Romy Speelman

Personal information
- Date of birth: 24 October 2000 (age 25)
- Place of birth: Rijswijk, Netherlands
- Position: Midfielder

Youth career
- ADO Den Haag

Senior career*
- Years: Team / Apps / (Gls)
- 2016–2019: ADO Den Haag / 41 / (7)
- 2019–2021: Twente / 7 / (1)
- 2021–2022: ADO Den Haag / 19 / (2)
- Total:  / 67 / (10)

International career
- 2018–2019: Netherlands U19s / 16 / (0)

= Romy Speelman =

Dutch footballer

Romy Speelman (born 24 October 2000) is a Dutch former footballer who played as a midfielder.

==Club career==
===First spell at ADO Den Haag===

Speelman made her league debut against Heerenveen on 11 November 2016. She scored her first league goal against PSV on 29 October 2017, scoring in the 33rd minute.

===Twente===

On 24 April 2019, it was announced that Speelman would join Twente. She made her league debut against Excelsior Rotterdam on 23 August 2019. She scored her first league goal against Alkmaar on 21 March 2021, scoring in the 90th+2nd minute.

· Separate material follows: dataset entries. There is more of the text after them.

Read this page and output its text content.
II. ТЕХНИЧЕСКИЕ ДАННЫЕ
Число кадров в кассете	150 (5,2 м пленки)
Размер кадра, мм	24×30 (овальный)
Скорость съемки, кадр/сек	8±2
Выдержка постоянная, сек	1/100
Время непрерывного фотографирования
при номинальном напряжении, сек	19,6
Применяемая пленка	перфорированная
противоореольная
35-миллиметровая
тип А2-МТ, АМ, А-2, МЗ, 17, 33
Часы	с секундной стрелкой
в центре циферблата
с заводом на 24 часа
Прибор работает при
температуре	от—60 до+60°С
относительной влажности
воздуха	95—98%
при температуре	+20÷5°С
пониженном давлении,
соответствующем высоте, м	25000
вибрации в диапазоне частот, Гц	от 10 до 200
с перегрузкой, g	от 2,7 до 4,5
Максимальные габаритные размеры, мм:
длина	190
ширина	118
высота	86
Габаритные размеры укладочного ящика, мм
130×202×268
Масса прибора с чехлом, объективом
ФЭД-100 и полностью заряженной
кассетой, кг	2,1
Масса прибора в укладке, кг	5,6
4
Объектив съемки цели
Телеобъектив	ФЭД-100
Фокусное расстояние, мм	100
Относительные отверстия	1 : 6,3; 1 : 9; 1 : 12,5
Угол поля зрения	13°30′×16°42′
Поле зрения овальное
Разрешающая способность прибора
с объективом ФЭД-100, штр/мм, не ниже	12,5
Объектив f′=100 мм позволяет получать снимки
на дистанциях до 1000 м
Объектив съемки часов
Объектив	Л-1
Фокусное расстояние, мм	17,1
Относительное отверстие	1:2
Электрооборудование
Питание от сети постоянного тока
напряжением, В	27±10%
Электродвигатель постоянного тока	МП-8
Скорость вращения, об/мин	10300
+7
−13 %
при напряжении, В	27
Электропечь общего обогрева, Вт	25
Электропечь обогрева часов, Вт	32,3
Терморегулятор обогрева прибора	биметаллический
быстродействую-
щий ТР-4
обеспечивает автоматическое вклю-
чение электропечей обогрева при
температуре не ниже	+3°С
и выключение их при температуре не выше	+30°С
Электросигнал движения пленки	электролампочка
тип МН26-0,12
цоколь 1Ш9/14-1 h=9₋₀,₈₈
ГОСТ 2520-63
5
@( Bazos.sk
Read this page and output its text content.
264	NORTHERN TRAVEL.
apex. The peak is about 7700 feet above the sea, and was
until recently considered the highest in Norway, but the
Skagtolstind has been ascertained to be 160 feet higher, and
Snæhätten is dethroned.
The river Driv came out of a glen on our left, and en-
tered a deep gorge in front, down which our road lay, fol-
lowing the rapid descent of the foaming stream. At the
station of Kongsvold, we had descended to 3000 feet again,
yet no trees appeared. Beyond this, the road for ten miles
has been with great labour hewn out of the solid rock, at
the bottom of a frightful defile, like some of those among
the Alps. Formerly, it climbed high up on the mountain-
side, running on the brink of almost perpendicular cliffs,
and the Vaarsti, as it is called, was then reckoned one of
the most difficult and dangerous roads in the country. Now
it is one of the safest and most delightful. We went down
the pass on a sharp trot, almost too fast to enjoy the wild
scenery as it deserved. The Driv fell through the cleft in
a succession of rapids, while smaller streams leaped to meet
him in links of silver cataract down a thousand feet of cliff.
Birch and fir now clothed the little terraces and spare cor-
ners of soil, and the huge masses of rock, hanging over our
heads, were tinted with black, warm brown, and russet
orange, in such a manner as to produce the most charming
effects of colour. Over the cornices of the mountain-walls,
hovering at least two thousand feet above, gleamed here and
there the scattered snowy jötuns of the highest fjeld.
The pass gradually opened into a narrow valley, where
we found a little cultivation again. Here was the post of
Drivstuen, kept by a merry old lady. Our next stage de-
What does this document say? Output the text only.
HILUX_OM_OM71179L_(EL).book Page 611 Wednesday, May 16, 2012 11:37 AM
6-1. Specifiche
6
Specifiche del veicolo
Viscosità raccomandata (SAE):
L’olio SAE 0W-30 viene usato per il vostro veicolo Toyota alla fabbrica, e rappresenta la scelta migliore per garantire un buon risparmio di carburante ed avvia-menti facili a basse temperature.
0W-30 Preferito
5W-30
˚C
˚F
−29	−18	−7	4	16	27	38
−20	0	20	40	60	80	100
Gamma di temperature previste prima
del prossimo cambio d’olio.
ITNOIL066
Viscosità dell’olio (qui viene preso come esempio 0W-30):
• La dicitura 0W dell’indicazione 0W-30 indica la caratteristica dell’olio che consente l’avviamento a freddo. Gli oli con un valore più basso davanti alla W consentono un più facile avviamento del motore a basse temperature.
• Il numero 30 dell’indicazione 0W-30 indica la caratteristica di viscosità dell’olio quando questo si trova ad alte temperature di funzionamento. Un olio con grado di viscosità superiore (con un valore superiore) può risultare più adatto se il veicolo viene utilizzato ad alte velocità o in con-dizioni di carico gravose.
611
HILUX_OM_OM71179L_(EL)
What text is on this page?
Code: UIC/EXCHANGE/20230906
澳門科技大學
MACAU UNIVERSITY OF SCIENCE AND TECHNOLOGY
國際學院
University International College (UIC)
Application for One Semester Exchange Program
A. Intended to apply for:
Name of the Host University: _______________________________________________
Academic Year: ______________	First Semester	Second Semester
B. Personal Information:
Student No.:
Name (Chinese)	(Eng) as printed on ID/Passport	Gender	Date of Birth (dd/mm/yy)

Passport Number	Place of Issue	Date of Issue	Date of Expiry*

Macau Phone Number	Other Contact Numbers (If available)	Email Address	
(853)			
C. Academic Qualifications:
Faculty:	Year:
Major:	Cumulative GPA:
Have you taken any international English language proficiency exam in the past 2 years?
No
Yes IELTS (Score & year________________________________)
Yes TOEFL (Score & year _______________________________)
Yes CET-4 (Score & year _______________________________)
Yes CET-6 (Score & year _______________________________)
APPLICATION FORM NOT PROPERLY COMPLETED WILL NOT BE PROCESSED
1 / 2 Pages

===Second spell at ADO Den Haag===

On April 26 2021, Speelman was announced at ADO Den Haag. She made her league debut against Feyenoord on 29 August 2021. Speelman scored her first league goal against Twente on 6 May 2022, scoring in the 50th minute.

On 7 May 2022, Speelman retired to focus on her social career.

==International career==

Speelman made her international debut against China U19s on 19 January 2018.